One of the biggest opportunities for synergy is with the integration of hardware and software for e-diagnostics and advanced process control (APC). Although the presence of larger suppliers and the opportunity for one-stop shopping brought about by this M&A activity are attractive, the real benefit to be gained is the creation of new products that lead to better results for the device manufacturers. E-diagnostics and APC are excellent examples. In each of these cases, the subsystem supplier is providing a combination of hardware, software and embedded knowledge that would not be possible from a supplier dealing with only one type of component or subsystem.

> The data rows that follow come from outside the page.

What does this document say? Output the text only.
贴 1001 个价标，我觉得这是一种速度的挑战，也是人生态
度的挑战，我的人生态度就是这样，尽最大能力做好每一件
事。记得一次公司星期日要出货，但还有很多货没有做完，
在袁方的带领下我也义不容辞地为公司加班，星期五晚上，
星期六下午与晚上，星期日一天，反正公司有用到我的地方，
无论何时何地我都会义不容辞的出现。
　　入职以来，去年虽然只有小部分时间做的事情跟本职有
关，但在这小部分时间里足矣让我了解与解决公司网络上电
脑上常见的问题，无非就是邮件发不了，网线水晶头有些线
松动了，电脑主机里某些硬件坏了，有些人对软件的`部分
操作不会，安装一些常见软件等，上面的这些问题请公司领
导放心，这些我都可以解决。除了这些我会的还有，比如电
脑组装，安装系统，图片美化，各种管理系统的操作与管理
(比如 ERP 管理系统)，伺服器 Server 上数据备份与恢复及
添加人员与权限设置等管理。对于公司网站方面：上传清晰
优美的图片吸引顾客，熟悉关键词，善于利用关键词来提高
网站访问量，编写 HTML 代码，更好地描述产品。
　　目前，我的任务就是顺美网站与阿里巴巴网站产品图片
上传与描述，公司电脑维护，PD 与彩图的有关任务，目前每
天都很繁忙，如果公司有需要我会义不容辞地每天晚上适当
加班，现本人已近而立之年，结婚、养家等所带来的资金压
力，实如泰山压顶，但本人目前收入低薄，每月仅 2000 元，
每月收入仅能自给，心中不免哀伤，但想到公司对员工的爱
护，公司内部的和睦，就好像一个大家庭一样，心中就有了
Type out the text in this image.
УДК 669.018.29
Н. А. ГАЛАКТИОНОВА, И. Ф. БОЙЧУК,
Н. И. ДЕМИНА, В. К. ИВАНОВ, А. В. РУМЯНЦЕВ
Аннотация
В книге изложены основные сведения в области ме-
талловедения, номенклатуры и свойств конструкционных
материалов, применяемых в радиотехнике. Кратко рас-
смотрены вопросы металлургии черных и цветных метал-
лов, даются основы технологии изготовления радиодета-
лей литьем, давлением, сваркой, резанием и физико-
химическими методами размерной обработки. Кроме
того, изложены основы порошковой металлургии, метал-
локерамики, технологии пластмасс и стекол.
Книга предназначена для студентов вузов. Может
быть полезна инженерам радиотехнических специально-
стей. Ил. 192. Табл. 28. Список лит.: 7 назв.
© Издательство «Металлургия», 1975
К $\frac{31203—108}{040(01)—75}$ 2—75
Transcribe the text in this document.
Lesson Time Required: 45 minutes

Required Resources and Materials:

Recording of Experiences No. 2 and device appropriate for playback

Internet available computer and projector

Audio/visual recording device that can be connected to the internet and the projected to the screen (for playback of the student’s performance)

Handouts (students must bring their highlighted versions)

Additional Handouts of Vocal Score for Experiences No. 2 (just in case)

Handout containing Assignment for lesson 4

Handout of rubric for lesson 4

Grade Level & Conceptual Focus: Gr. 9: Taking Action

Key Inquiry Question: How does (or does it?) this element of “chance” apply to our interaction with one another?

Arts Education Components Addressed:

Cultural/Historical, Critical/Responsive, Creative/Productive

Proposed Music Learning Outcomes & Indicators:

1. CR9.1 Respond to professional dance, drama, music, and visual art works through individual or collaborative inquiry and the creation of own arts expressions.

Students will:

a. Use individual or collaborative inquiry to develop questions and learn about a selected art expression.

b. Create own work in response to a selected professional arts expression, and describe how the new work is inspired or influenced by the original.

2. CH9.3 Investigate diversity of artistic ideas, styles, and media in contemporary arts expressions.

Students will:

There are risks, though, associated with this new type of M&A activity. When companies acquired companies in the same field, they usually could pick their time. As such, they could make sure they were well prepared for the acquisition and subsequent integration. They could begin with small acquisitions and allow time for the organization to learn how to carry out the integration effectively before taking on other acquisitions. They could also work their way up from small to larger acquisitions.

The time required for organizational learning can be deceptive. It is easy to jump to the conclusion that organizational learning is merely the sum of all the individual learning. However, this approach overlooks the interdependencies that must be accommodated in organizational learning that do not exist in the case of individual learning. In addition, company cultures frequently must be changed to implement an effective integration. The end result of these differences is that it can take a surprisingly long time for a company to learn how to integrate new acquisitions effectively.

Once the organizational learning is accomplished, though, the learning and experience can be highly beneficial. In their book, The Complete Guide to Mergers and Acquisitions, Timothy Galpin and Mark Herndon note the comment of a CEO of a major manufacturing company as his company began the integration of its fourth M&A deal in 18 months — "Give me an integration team that knows the drill." As we all know, there is no substitute for experience. AE's earlier acquisitions of companies such as Noah Precision and Sekidenko were challenging, but they were integrated successfully. Now, as AE is integrating Aera — a much larger company with a more international scope — our experienced integration team is performing exceptionally well. Not only is AE benefiting from this skill, but our new Aera employees understand how they will be part of the AE family, and they have contributed significantly to the integration.

Because of the significant market opportunities for subsystem suppliers, it is clear that the pace of M&A activity will only gain momentum in the foreseeable future. If done well, these mergers and acquisitions can be highly beneficial for all levels of the semiconductor supply chain.